Mi., 18.02.2026 , 15:57 Uhr

Sachen, Rügen

Gefährliches Winterwunder: Sachsen pilgern zum Ostsee-Eis

Gefrorene Ostsee lockt viele Sachsen nach Rügen. Doch Selfies auf dem Eis werden schnell lebensgefährlich für Besucher.

Die Lieblingsurlaubsinsel der Sachsen zeigt sich derzeit von einer ungewöhnlichen, fast bizarren Seite: Die Ostsee vor Rügen ist zugefroren. Ein seltenes Naturschauspiel – und für viele Sachsen offenbar Grund genug, auch im Winter spontan an die Küste zu fahren. Doch für das perfekte Foto betreten manche sogar die Eisflächen. Darunter lauert eine unsichtbare Gefahr: Polizei und Rettungskräfte warnen vor Lebensgefahr. Der Andrang ist so groß, dass Bereiche inzwischen gesperrt werden mussten – doch daran halten sich scheinbar längst nicht alle. Warum das Ostsee-Eis so fasziniert und weshalb die Lage für Einsatzkräfte schwierig wird: unser Reporter Jonas Juckeland war für uns vor Ort – mit einem sächsischen Blick auf Rügen zwischen Faszination und Risiko.
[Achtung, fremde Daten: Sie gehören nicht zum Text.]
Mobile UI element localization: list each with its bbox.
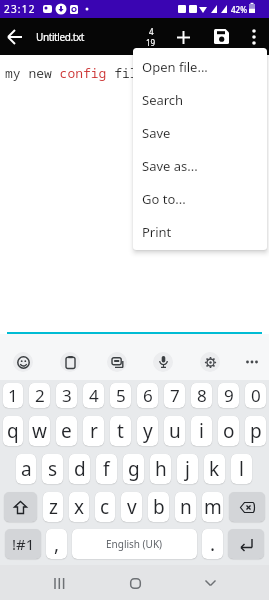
button[interactable]: English (UK): [72, 529, 197, 559]
button[interactable]: o: [218, 416, 239, 446]
staticText: Untitled.txt: [36, 30, 85, 44]
staticText: x: [74, 494, 85, 520]
button[interactable]: z: [43, 492, 63, 522]
button[interactable]: Open file...: [133, 50, 267, 83]
button[interactable]: [13, 352, 33, 372]
button[interactable]: [123, 571, 147, 595]
button[interactable]: t: [110, 416, 131, 446]
button[interactable]: k: [204, 454, 225, 484]
button[interactable]: l: [231, 454, 252, 484]
staticText: 1: [8, 384, 18, 407]
button[interactable]: 5: [110, 383, 131, 408]
staticText: 19: [146, 37, 156, 48]
button[interactable]: [60, 352, 80, 372]
staticText: 0: [251, 384, 261, 407]
staticText: h: [155, 456, 167, 482]
staticText: l: [239, 456, 244, 482]
staticText: t: [117, 418, 124, 444]
staticText: my new config file: [5, 64, 146, 82]
button[interactable]: w: [29, 416, 50, 446]
staticText: 2: [35, 384, 45, 407]
button[interactable]: s: [42, 454, 63, 484]
staticText: b: [153, 494, 165, 520]
button[interactable]: y: [137, 416, 158, 446]
staticText: Search: [142, 91, 184, 109]
button[interactable]: q: [3, 416, 23, 446]
staticText: Save: [142, 124, 171, 142]
button[interactable]: m: [202, 492, 223, 522]
button[interactable]: h: [150, 454, 171, 484]
button[interactable]: d: [69, 454, 90, 484]
button[interactable]: v: [121, 492, 142, 522]
staticText: 6: [143, 384, 153, 407]
button[interactable]: [107, 352, 127, 372]
staticText: ,: [54, 531, 60, 557]
button[interactable]: [153, 352, 173, 372]
staticText: s: [48, 456, 58, 482]
button[interactable]: [228, 529, 264, 559]
button[interactable]: [210, 25, 233, 48]
button[interactable]: e: [56, 416, 77, 446]
staticText: 3: [62, 384, 72, 407]
staticText: j: [185, 456, 190, 482]
button[interactable]: [242, 352, 262, 372]
staticText: o: [223, 418, 235, 444]
button[interactable]: x: [69, 492, 89, 522]
staticText: d: [74, 456, 86, 482]
button[interactable]: Save: [133, 116, 267, 149]
button[interactable]: c: [95, 492, 115, 522]
button[interactable]: 8: [191, 383, 212, 408]
button[interactable]: ,: [46, 529, 67, 559]
button[interactable]: g: [123, 454, 144, 484]
button[interactable]: i: [191, 416, 212, 446]
button[interactable]: 7: [164, 383, 185, 408]
staticText: 8: [197, 384, 207, 407]
staticText: English (UK): [106, 537, 163, 551]
button[interactable]: [4, 26, 26, 48]
staticText: w: [32, 418, 47, 444]
staticText: p: [250, 418, 262, 444]
button[interactable]: Save as...: [133, 149, 267, 182]
button[interactable]: 0: [245, 383, 266, 408]
button[interactable]: f: [96, 454, 117, 484]
staticText: 9: [224, 384, 234, 407]
staticText: n: [180, 494, 192, 520]
button[interactable]: Go to...: [133, 182, 267, 215]
button[interactable]: u: [164, 416, 185, 446]
button[interactable]: n: [175, 492, 196, 522]
staticText: g: [128, 456, 140, 482]
button[interactable]: 9: [218, 383, 239, 408]
button[interactable]: 2: [29, 383, 50, 408]
button[interactable]: a: [16, 454, 36, 484]
button[interactable]: [243, 26, 265, 48]
button[interactable]: 6: [137, 383, 158, 408]
staticText: k: [209, 456, 220, 482]
button[interactable]: 3: [56, 383, 77, 408]
button[interactable]: !#1: [5, 529, 41, 559]
button[interactable]: b: [148, 492, 169, 522]
staticText: Go to...: [142, 190, 186, 208]
staticText: q: [7, 418, 19, 444]
staticText: c: [100, 494, 110, 520]
staticText: 42%: [231, 4, 247, 15]
staticText: a: [21, 456, 32, 482]
button[interactable]: [198, 571, 222, 595]
staticText: Print: [142, 223, 172, 241]
staticText: z: [49, 494, 58, 520]
button[interactable]: 4: [83, 383, 104, 408]
button[interactable]: [172, 26, 194, 48]
button[interactable]: Print: [133, 215, 267, 248]
button[interactable]: p: [245, 416, 266, 446]
button[interactable]: [229, 492, 265, 522]
button[interactable]: Search: [133, 83, 267, 116]
button[interactable]: [200, 352, 220, 372]
staticText: 23:12: [4, 2, 36, 16]
button[interactable]: j: [177, 454, 198, 484]
button[interactable]: [4, 492, 37, 522]
staticText: Save as...: [142, 157, 198, 175]
button[interactable]: r: [83, 416, 104, 446]
button[interactable]: [47, 571, 71, 595]
staticText: Open file...: [142, 58, 208, 76]
button[interactable]: 1: [3, 383, 23, 408]
button[interactable]: .: [202, 529, 223, 559]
Die Ostsee vor der Insel Rügen ist zugefroren – ein seltenes Naturschauspiel, das derzeit tausende Besucher an die Küste zieht. Besonders viele kommen aus Sachsen. Für viele Urlauber ein spontaner Winterausflug auf ihre Lieblingsinsel, für Einsatzkräfte dagegen eine zunehmend gefährliche Situation.

Zwischen Faszination und Risiko

Die Eislandschaft wirkt spektakulär und verbreitet sich rasant in sozialen Netzwerken. Genau das lockt Schaulustige an die Strände, Seebrücken und Molen. Einige gehen jedoch zu weit: Für Fotos betreten Besucher immer wieder die Eisfläche.

Das Problem: Die Ostsee ist kein zugefrorener See. Salzgehalt, Strömungen und Schiffsverkehr verhindern eine stabile Eisdecke – selbst wenn sie geschlossen aussieht. Die Oberfläche kann tragfähig wirken und dennoch plötzlich brechen.

Sperrungen und Rettungseinsätze

Besonders in Sassnitz wurde der vereiste Leuchtturm zum beliebten Fotomotiv. Zahlreiche Menschen betraten dort trotz Absperrungen die Mole oder das Eis. Polizei und Rettungskräfte mussten eingreifen, teilweise kam es zu Einbrüchen ins Wasser. Bereiche wurden gesperrt, dennoch ignorierten einzelne Besucher die Warnungen.

Die Einsatzkräfte warnen deshalb eindringlich: Lebensgefahr besteht schon wenige Meter vom sicheren Ufer entfernt.

Wintererlebnis auch ohne Gefahr

Dabei lässt sich das Naturschauspiel auch aus sicherer Entfernung beobachten – etwa von den Seebrücken oder bei einer Fahrt mit dem „Rasenden Roland“. Die historische Schmalspurbahn bringt Besucher durch die winterliche Landschaft zu den Ostseebädern und verzeichnet aktuell deutlich mehr Fahrgäste.

Eis verschwindet bald wieder

Noch sorgen frostige Temperaturen für das ungewöhnliche Bild, doch mit steigenden Temperaturen dürfte das Eis bald tauen. Was bleibt, sind beeindruckende Eindrücke – im besten Fall aufgenommen mit genügend Abstand zum Wasser.

Die Empfehlung der Behörden bleibt klar: Absperrungen beachten und das Winterwunder nur vom sicheren Boden aus genießen.